ARP VCO

Joachim Verghese jocke at netcontrol.fi
Mon Apr 21 14:38:25 CEST 1997


On Mon, 21 Apr 1997, Haible Juergen wrote:

> Mostly the scaling is done by braking a resistor into 90% fixed value and
> 10% rheostat trimpoti, so the tempco of the whole thing would still be 
> dominated by fixed resistor.

Absolutely right. The above concept surely works well in most cases.
It's just that temperature drift isn't always specified for trimpots,
so it's difficult to know for sure.

BTW, in the Minimoog schematics the VCO trimmers are labelled "WW".
I've been wondering, does this mean that they are wire-wound types?
Aren't such trimmers rather drifty?

> Now, as I had the Odyssey docs in front of me, something else caught
> my attraction: The feedback path from the reset pulse over a low pass filter
> back to the expo converter. Now what is this ?!
> Looks like some strange HF-tracking circuit.
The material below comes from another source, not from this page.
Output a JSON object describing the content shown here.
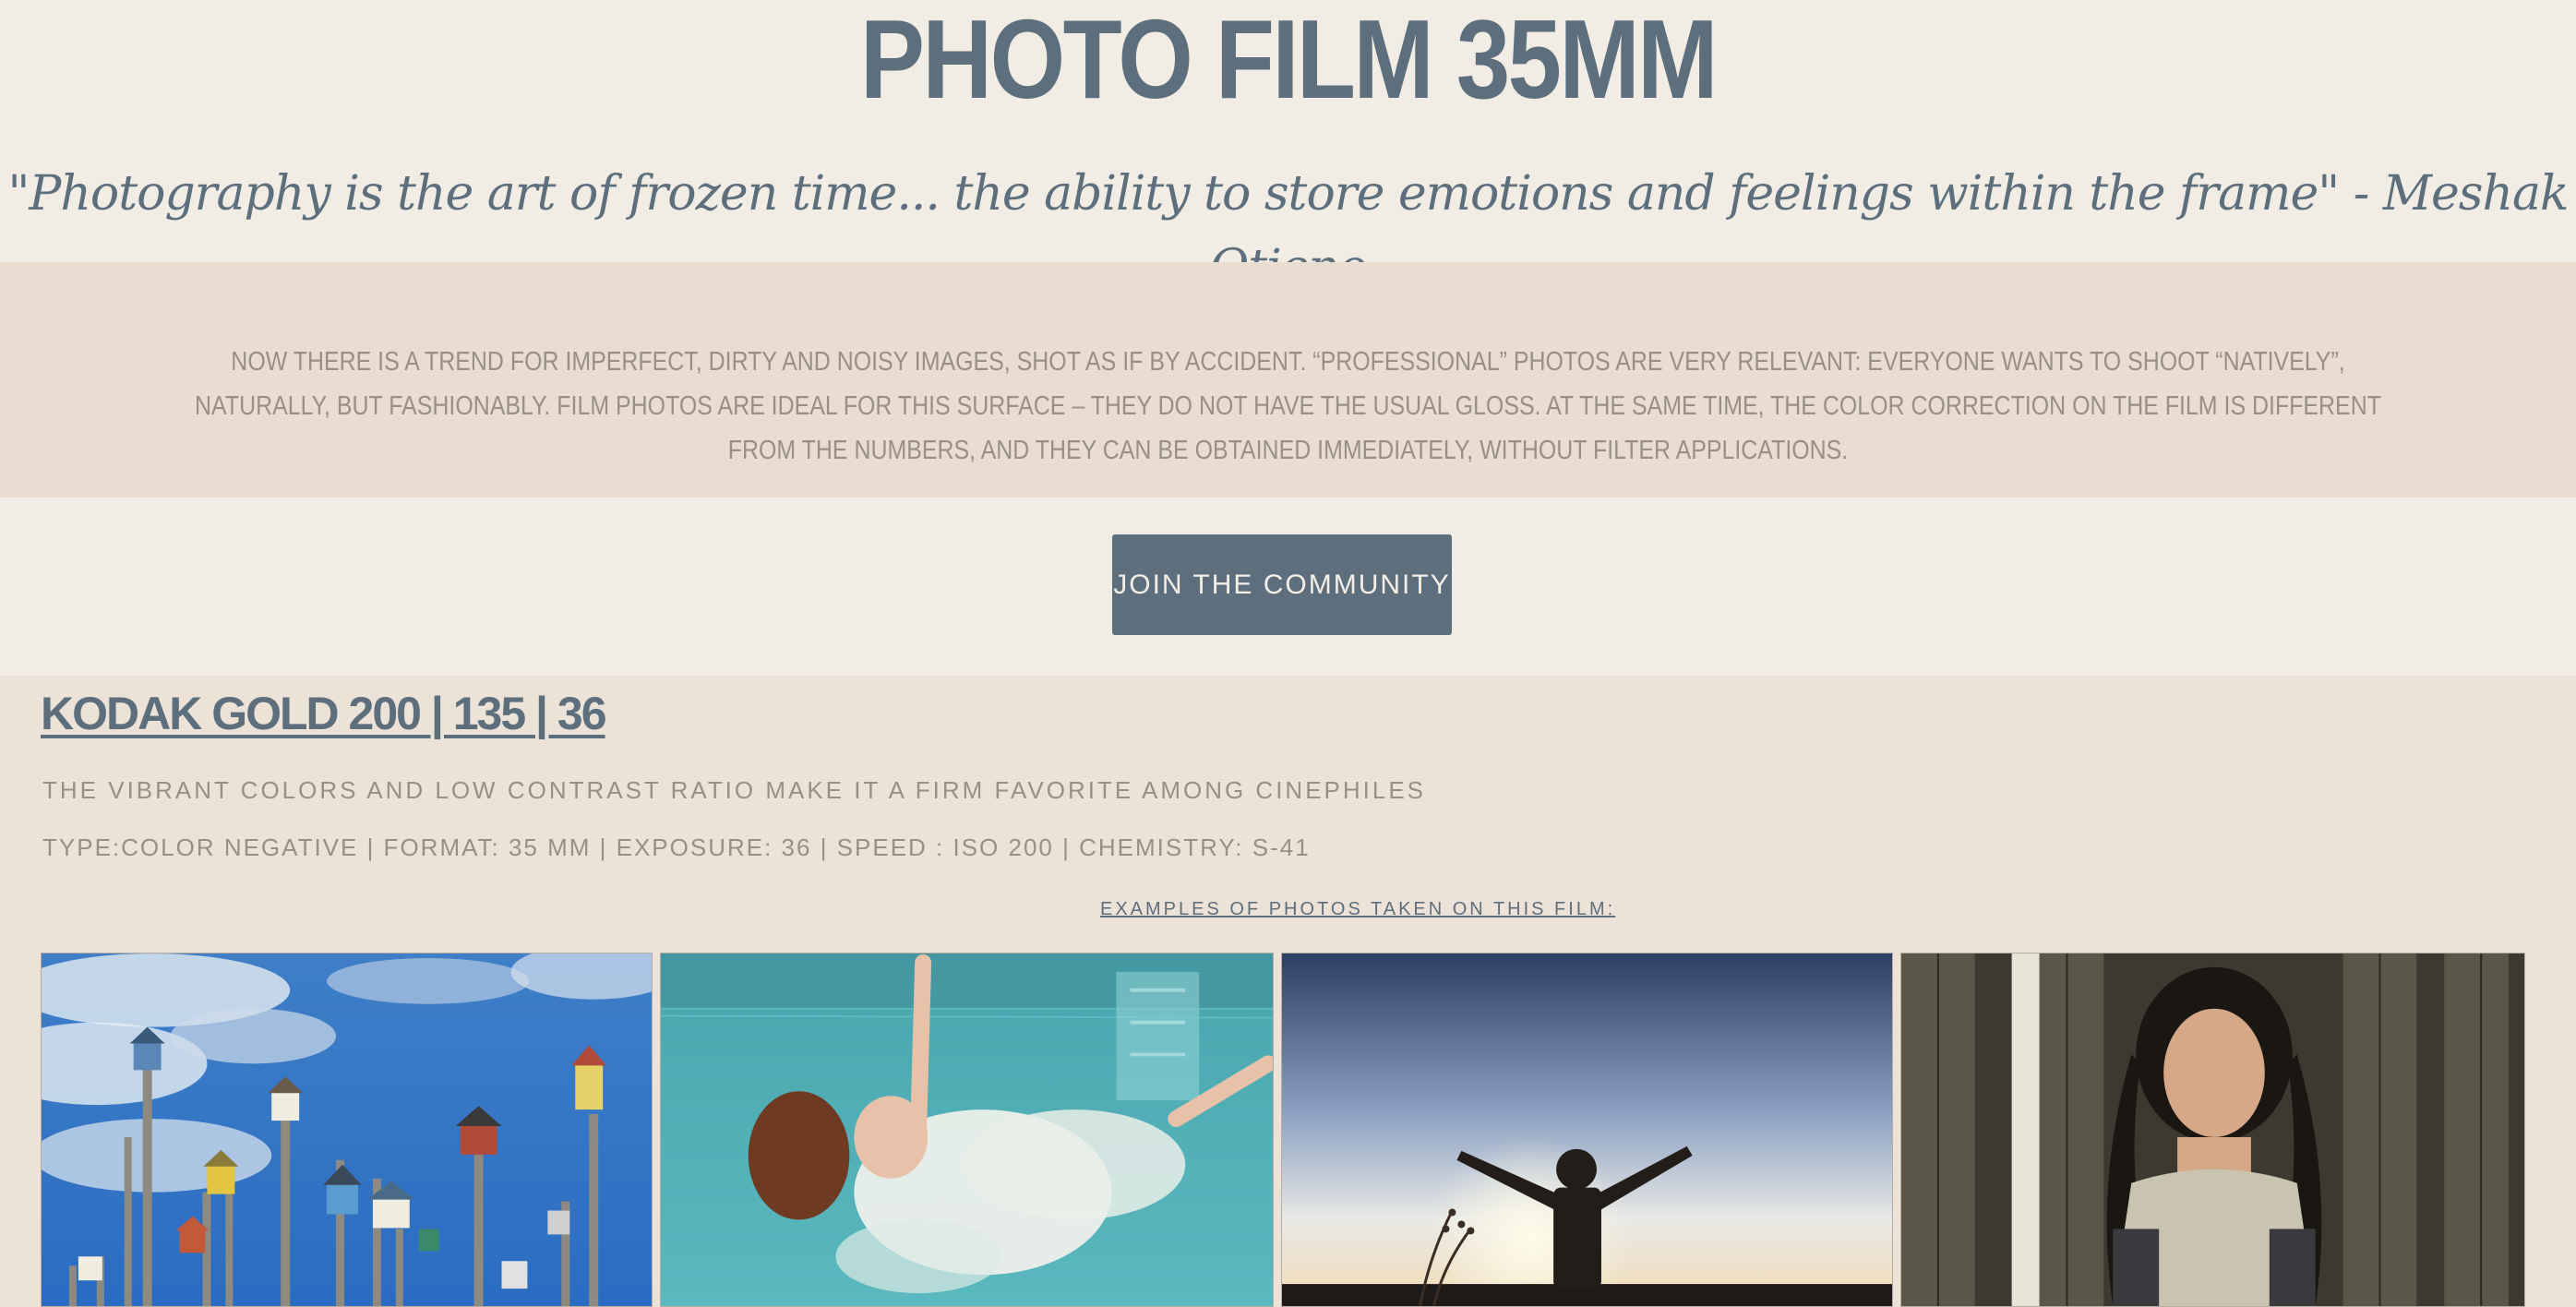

That's correct. At low oscillation frequencies the voltage across the
0.01uF cap is around -5VDC. This voltage is used to sink a current from
the reference node of the exp. converter.
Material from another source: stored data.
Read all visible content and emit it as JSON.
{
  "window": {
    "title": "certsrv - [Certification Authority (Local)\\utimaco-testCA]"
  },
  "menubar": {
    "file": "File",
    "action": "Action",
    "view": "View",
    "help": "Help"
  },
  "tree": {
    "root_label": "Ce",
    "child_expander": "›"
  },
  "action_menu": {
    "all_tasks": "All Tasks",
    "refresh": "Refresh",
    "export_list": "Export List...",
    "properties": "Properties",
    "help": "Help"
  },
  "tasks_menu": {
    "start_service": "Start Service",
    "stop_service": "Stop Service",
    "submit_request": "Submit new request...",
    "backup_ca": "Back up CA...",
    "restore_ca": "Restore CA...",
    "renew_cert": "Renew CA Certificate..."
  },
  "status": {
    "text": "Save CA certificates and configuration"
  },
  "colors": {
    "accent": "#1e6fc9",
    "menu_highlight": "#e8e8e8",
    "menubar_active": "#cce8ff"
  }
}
At high frequencies, the sawtooth reset pulse is integrated, causing
the cap voltage to decrease, and less current to be sunk from the exp.
converter. Thus there will be an increase in control current and
oscillation frequency, i.e. we've got HF tracking compensation.

> Just  wondering why they have done it *that* way ... The lp corner is 
> at several hundred hertz, so it would even change the waveform at low
> frequencies, wouldn't it?

The sawtooth reset pulse is only 2 us long, so there's very little
ripple across the integrating cap. Seems to work ok in this particular
VCO design (PNP/NPN exp conv, active pull-up reset pulse).

> Does this circuit have any advantages compared with other HFT schemes?

The only advantage I can think of is that the saw amplitude stays 
constant throughout the useful oscillation range.